Managing risk, therefore, is a challenge. Business leaders are aware of the potential threat that cyber attacks pose. But they’re also cognizant of the fact that most stakeholders in the company aren’t clued up on the costs and benefits of taking action. It’s just not clear which actions are worth taking and which aren’t. 

When things go wrong, they can go seriously wrong. Yahoo, for instance, saw its share price tank after it was revealed that some half a billion accounts had been hacked. Sony also got hacked back in 2014 and, again, the costs to the company were enormous. 

So what is it that CEOs need to know about cyber security, and how should they respond at an organizational level? 

Cyber Crime Is Still Crime 

We have an inbuilt revulsion for crimes committed in the real world. So too do law enforcement officials. But when it comes to crimes committed over the internet, companies, as well as the police, can have a different perspective.

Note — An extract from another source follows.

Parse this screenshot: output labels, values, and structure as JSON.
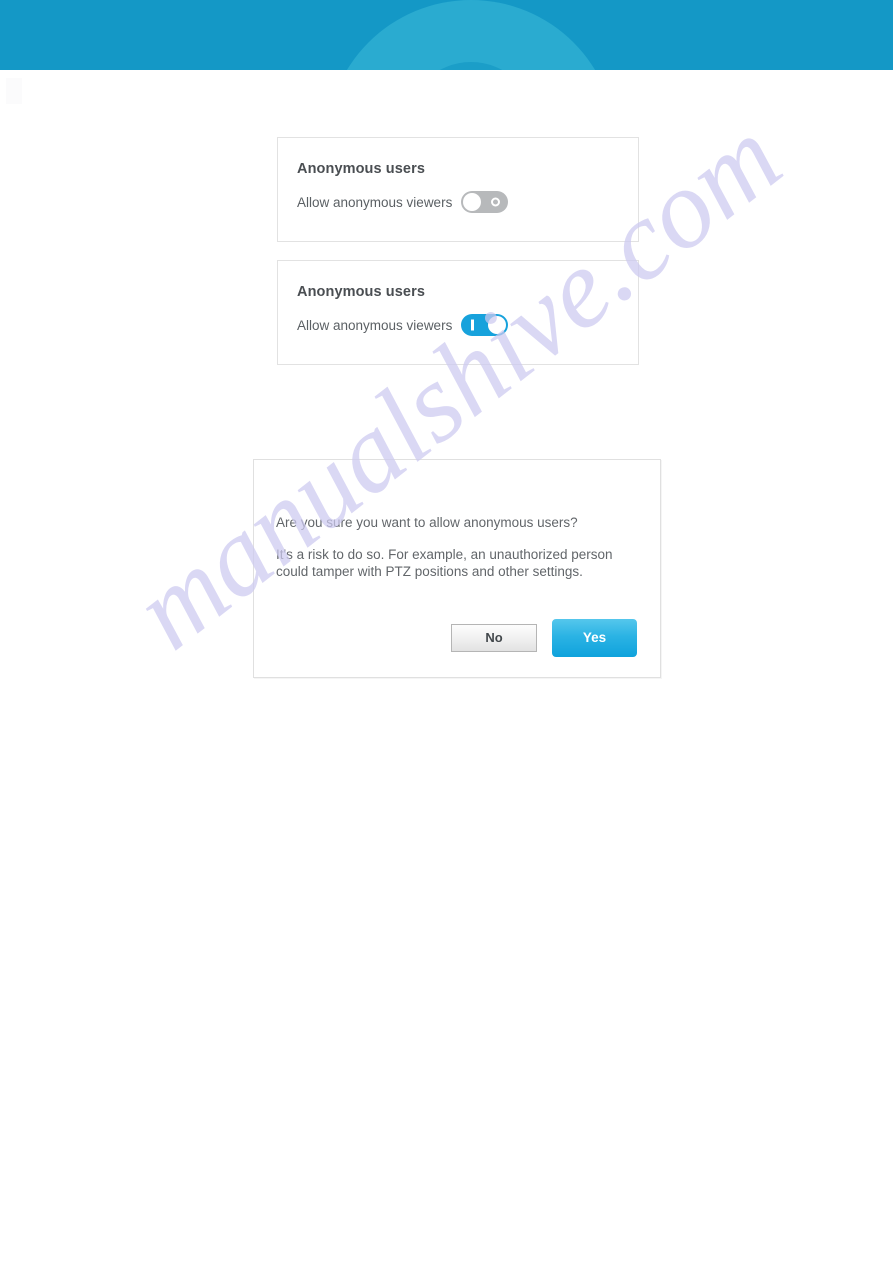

We use words like “malware”, "ransomware" and “hacking,” neither of which convey the same level of grievance as their physical equivalents, vandalism, and theft.

CEOs can sometimes be persuaded not to treat these crimes as seriously as if they were occurring on the company premises. But even though the perpetrators are hidden in cyberspace, they’re still causing damage to property and putting your business at risk. It’s the job of the CEO, therefore, to view cybercrime just as seriously as real crime, and report and record any events that occur. CEOs also need to champion the view that hackers are committing serious acts of aggression against the company and make sure that everybody in their organization understands why such activity is so serious and potentially damaging. 

Implement A Holistic Approach 

Enterprise network security is a lot more complicated than most CEOs imagine. It’s not enough to simply install an off-the-shelf solution for a complex business network, especially if your network design is non-standard. Often you need special attention to make sure that your system is as secure as it can possibly be. 

How can you do that? It’s worth having regular third party audits conducted to make sure that your company is robust to known forms of attack. But even with the best security, new threats can develop, and so it’s often worth buying insurance too to prevent the catastrophic losses suffered by companies like Sony which suffered breaches across their organization. 

Implement Policies To Prevent Further Damage After Breach 

Many CEOs imagine that the time between the attack and the discovery of the attack is short. They often imagine that all hackers want to do is corrupt their files and shut down their networks - something which would be immediately obvious. However, while it’s true that some cybersec criminals do use denial-of-service attacks, most aren’t in the business of bringing your business to its knees through overt acts of destruction. Instead, the majority of attacks are silent. And this means that it can take a long time between attack and discovery - 200 days on average. Worse still, from discovery to countermeasures takes a long time too - about 60 days, according to recent estimates, suggesting that companies are neither scanning regularly for evidence of a breach, nor well prepared should there be a breach in progress. 

So what should CEOs do? The first is to be clear with the IT team that their job isn’t the standard 9 to 5. Hackers don’t care about working hours - and they’re global, meaning that attacks can occur any time of the day or night. On top of that, CEOs need a plan in place, should there be a breach. This means generating better internal processes and testing responses through drills on a quarterly basis. 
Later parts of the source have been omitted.